One of the unexpected benefits of Leg 7 is the way that the boat becomes one huge proving oven. Bread-baking is a Clipper Race tradition much treasured by crews across the ages. Here on UNICEF, we have been adapting our baking as the weather conditions have gone from chilly to outrageously hot.

For many months, the crew has used Zina’s no-knead recipe starting in the second night watch by the red glow of a head torch. Our night watches have gained their nicknames: Pub Watch is 7-11 pm, Club Watch is 11 pm to 3 am, and Kebab Watch sees in the dawn from 3 am to 7 am. Now that we have constant heat and humidity reaching almost intolerable levels for our human crew, our bread dough is responding in startlingly different ways.
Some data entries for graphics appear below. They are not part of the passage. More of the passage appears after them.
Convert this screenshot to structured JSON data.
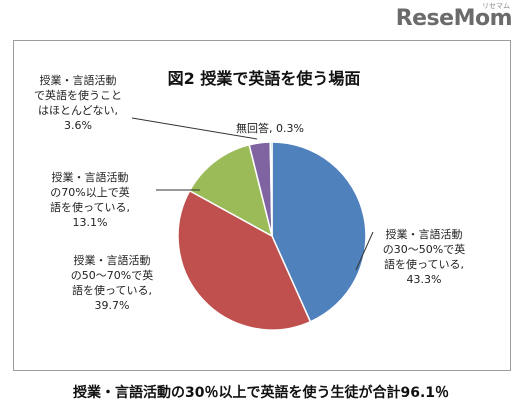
{
  "site": {
    "logo_text": "ReseMom",
    "logo_small": "リセマム"
  },
  "footer_caption": "授業・言語活動の30％以上で英語を使う生徒が合計96.1％",
  "chart_data": {
    "type": "pie",
    "title": "図2 授業で英語を使う場面",
    "start_angle_deg": 0,
    "direction": "clockwise",
    "slices": [
      {
        "label_lines": [
          "授業・言語活動",
          "の30～50%で英",
          "語を使っている,"
        ],
        "value_label": "43.3%",
        "value": 43.3,
        "color": "#4f81bd"
      },
      {
        "label_lines": [
          "授業・言語活動",
          "の50～70%で英",
          "語を使っている,"
        ],
        "value_label": "39.7%",
        "value": 39.7,
        "color": "#c0504d"
      },
      {
        "label_lines": [
          "授業・言語活動",
          "の70%以上で英",
          "語を使っている,"
        ],
        "value_label": "13.1%",
        "value": 13.1,
        "color": "#9bbb59"
      },
      {
        "label_lines": [
          "授業・言語活動",
          "で英語を使うこと",
          "はほとんどない,"
        ],
        "value_label": "3.6%",
        "value": 3.6,
        "color": "#8064a2"
      },
      {
        "label_lines": [
          "無回答,"
        ],
        "value_label": "0.3%",
        "value": 0.3,
        "color": "#4bacc6"
      }
    ]
  }
}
Bakers on the Club Watch are creating dough monsters that rise and rise within minutes of being kneaded. The dough strains to escape the boundaries of the tins. Cinnamon buns become giant loaves, sandwich loaves collide with the oven roof, and mutant crusts overflow creating additional limbs on the side of a loaf. And if some unfortunate crew member forgets to put the stove on gimbals, the nascent bread breaks free and becomes a ski slope of crust and crumb.

Now we have mastered the conditions, we have been treated to a superb selection of baked goods - soft fluffy morning rolls, crusty tin loaves, and even cinnamon French Toast. This may be a long race, but mornings on UNICEF are just glorious.